Starting from the inner part, the instrument 90 comprises a setscrew wrench 92 suitable to be operatively introduced into socket head screw 42 of spacer 10. Setscrew wrench 92 is fixed to a drill member 94 that can be rotated according to arrow B within the body of instrument 90. Such rotation is actuated by turning the portion of drill member handle 94 that projects from the back of the instrument (Fig. 17). Instrument 90 comprises also a first tubular member 91 coaxial and external to setscrew wrench 92, and a second tubular member 93 coaxial and external to first tubular member 91. Tubular member 91 is rotatable around its longitudinal axis. Four shaped projections 96 extend from the end face of first tubular member 91, and two projections 98 extend from the end face of second tubular member 93.

Projections 98 are designed to engage slits 46 on the proximal end 10b of spacer 10, and function as guide elements for coupling the instrument 90 to spacer 10.

Shaped projections 96 are designed to be inserted into slits 44 on the proximal end 10b of spacer 10, and to be rotated after the insertion to hold firmly the spacer on the tip of the instrument 90. Rotation of first tubular member 91 is effected by turning wings 100, which project from the second tubular member 93 through slots 95 (Figs. 13, 14, 17) and can be actuated by a surgeon.

With reference to the step bl) of Fig. 13, the spacer 10 is supported by instrument 90 by inserting projections 96, 98 into slits 44,46 under the guide of projections 98. Also, setscrew wrench 92 is inserted into socket head screw 42. The spacer 10 is then brought to the target position through working sleeve 83. When the target position is reached, setscrew wrench 92 is caused to rotate by turning drill member 94 of instrument 90. The position of spacer 10 is kept fixed by mutual engagement of projections 96, 98 and slits 44,46, while engaging means 40 of spacer 10 are rotated, so that transition to the extended state of the arms of the spacer is effected. Then step c2) is performed.

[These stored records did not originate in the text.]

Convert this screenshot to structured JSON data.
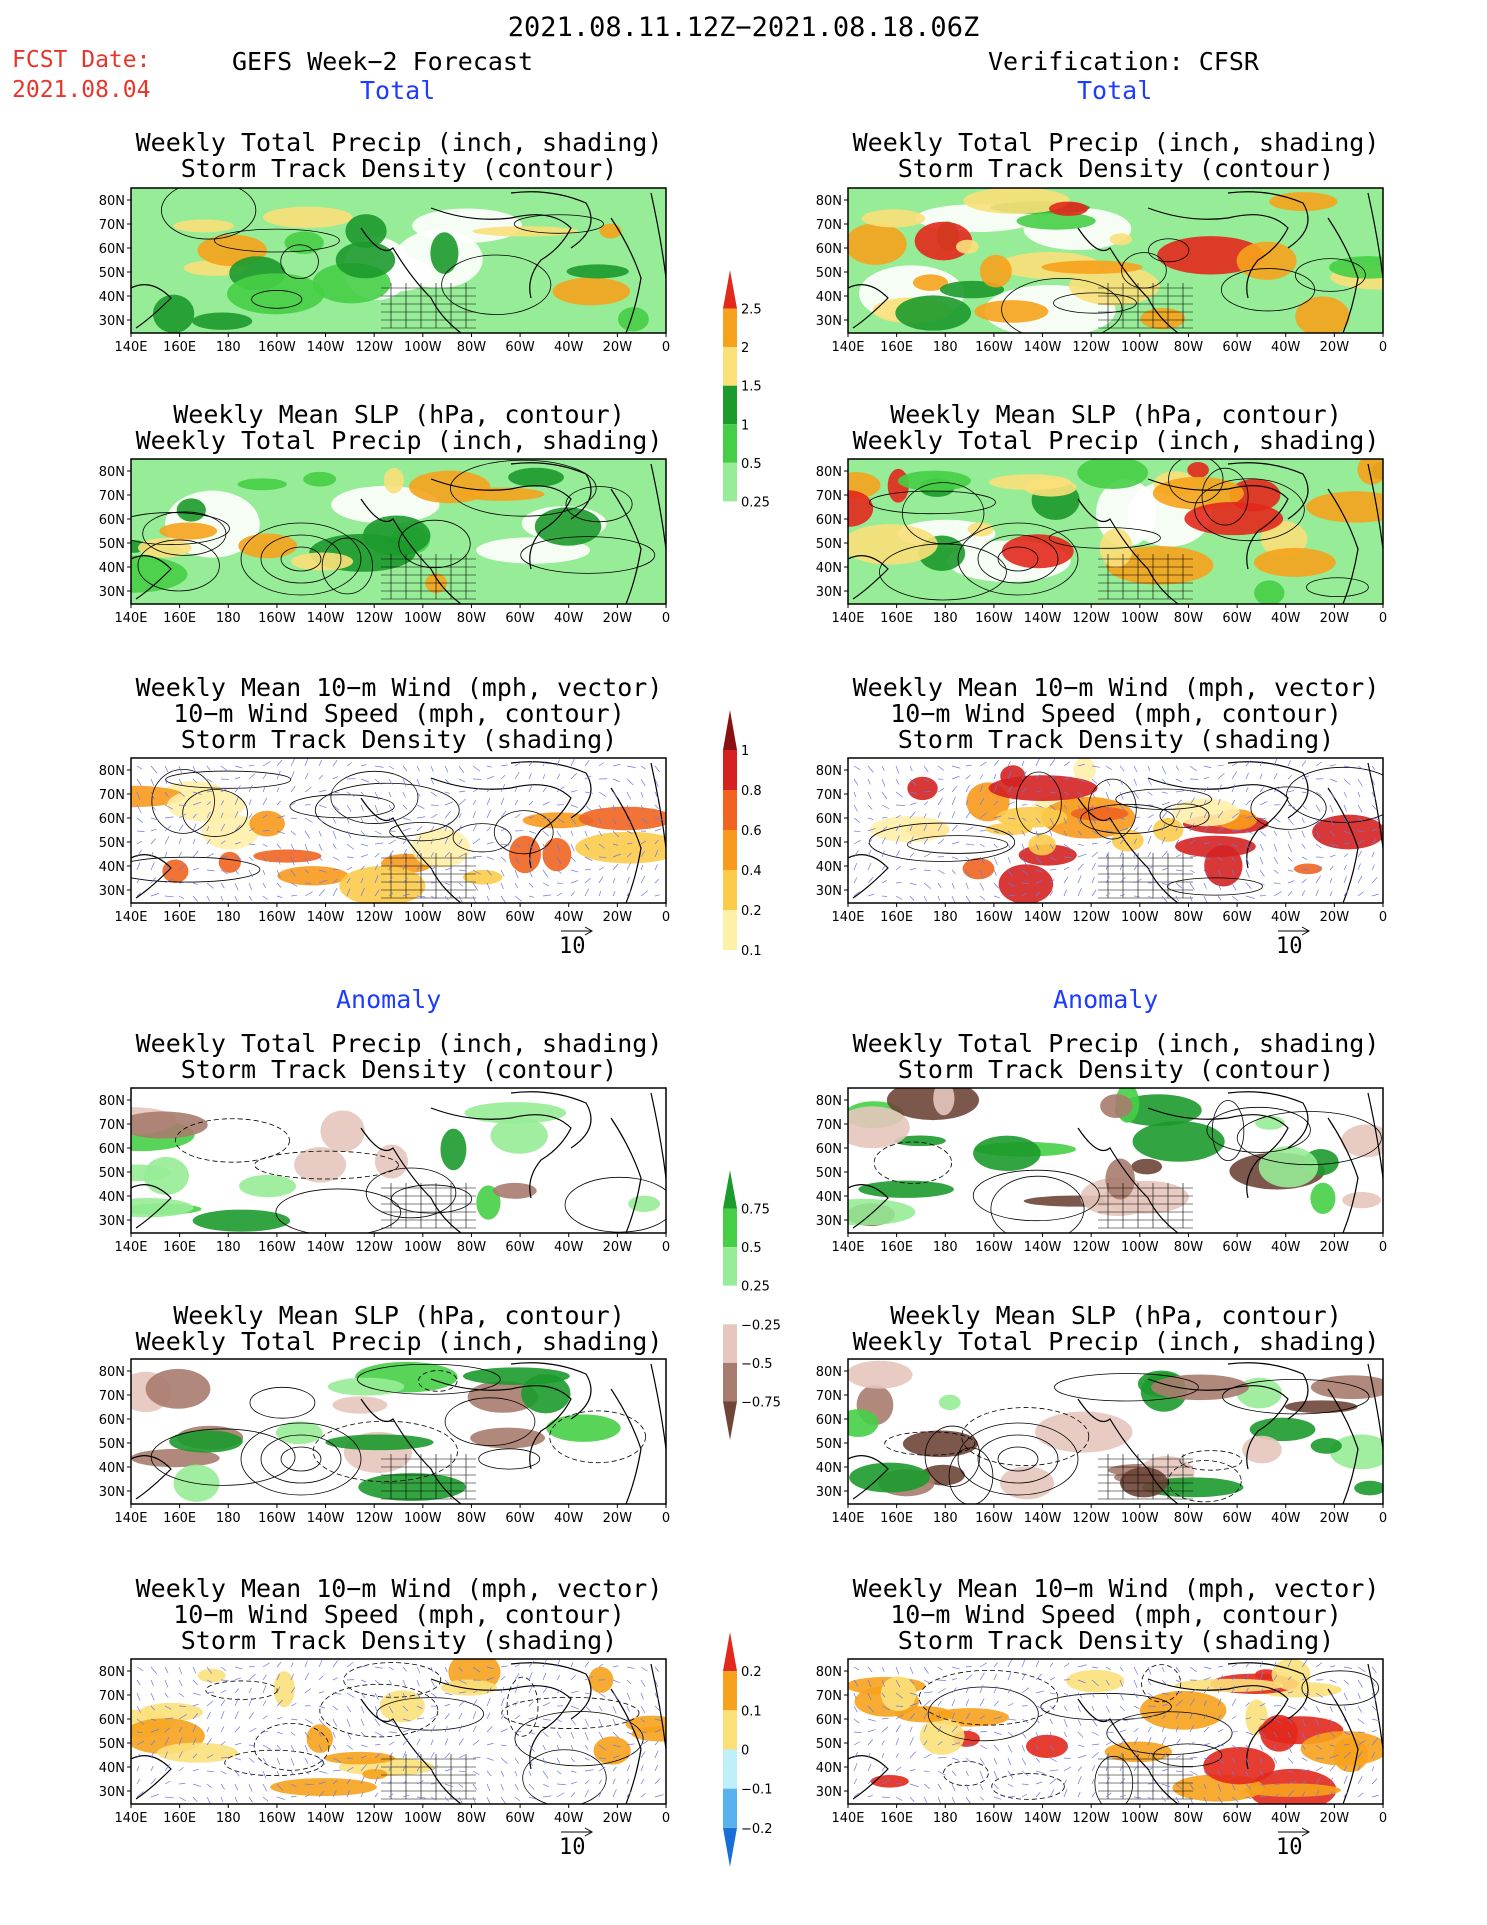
{
  "main_title": "2021.08.11.12Z−2021.08.18.06Z",
  "fcst_label": "FCST Date:",
  "fcst_date": "2021.08.04",
  "left_header": "GEFS Week−2 Forecast",
  "right_header": "Verification: CFSR",
  "section_total": "Total",
  "section_anomaly": "Anomaly",
  "panel_titles": {
    "precip": [
      "Weekly Total Precip (inch, shading)",
      "Storm Track Density (contour)"
    ],
    "slp": [
      "Weekly Mean SLP (hPa, contour)",
      "Weekly Total Precip (inch, shading)"
    ],
    "wind": [
      "Weekly Mean 10−m Wind (mph, vector)",
      "10−m Wind Speed (mph, contour)",
      "Storm Track Density (shading)"
    ]
  },
  "lat_labels": [
    "80N",
    "70N",
    "60N",
    "50N",
    "40N",
    "30N"
  ],
  "lon_labels": [
    "140E",
    "160E",
    "180",
    "160W",
    "140W",
    "120W",
    "100W",
    "80W",
    "60W",
    "40W",
    "20W",
    "0"
  ],
  "vector_scale_label": "10",
  "colorbars": {
    "precip_total": {
      "labels": [
        "2.5",
        "2",
        "1.5",
        "1",
        "0.5",
        "0.25"
      ],
      "colors": [
        "#e3281c",
        "#f6a21c",
        "#fbe07a",
        "#1c9a2c",
        "#46cf46",
        "#97ec97",
        "#ffffff"
      ]
    },
    "track_total": {
      "labels": [
        "1",
        "0.8",
        "0.6",
        "0.4",
        "0.2",
        "0.1"
      ],
      "colors": [
        "#8b1010",
        "#d42222",
        "#f06420",
        "#f89a1c",
        "#fccb4a",
        "#fff0a8",
        "#ffffff"
      ]
    },
    "precip_anom": {
      "labels": [
        "0.75",
        "0.5",
        "0.25",
        "−0.25",
        "−0.5",
        "−0.75"
      ],
      "colors": [
        "#1c9a2c",
        "#46cf46",
        "#97ec97",
        "#ffffff",
        "#e6c7bd",
        "#a87c6e",
        "#6e4538"
      ]
    },
    "track_anom": {
      "labels": [
        "0.2",
        "0.1",
        "0",
        "−0.1",
        "−0.2"
      ],
      "colors": [
        "#e3281c",
        "#f6a21c",
        "#fbe07a",
        "#bff0fa",
        "#58b2ee",
        "#1a6fd6"
      ]
    }
  },
  "colors": {
    "date_red": "#e8352c",
    "section_blue": "#1e3cff",
    "vector_blue": "#6f78e0"
  }
}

The spacer 10 can be made from any number of biocompatible materials, metallic or other, such as, for example, stainless steel, titanium, polyetheretherketone (PEEK), carbon fiber, ultra-high molecular weight polyethylene (UHMWPE), and the like. The material of the spacer can have a tensile strength similar to or higher than that of bone. In radiotransparent embodiments, the spacer includes a radiopaque material, such as bismuth, to facilitate tracking the position of the spinal implant during insertion and/or repositioning. Many modifications and variations of the invention can be made without departing from its spirit and scope, as defined in the appended claims.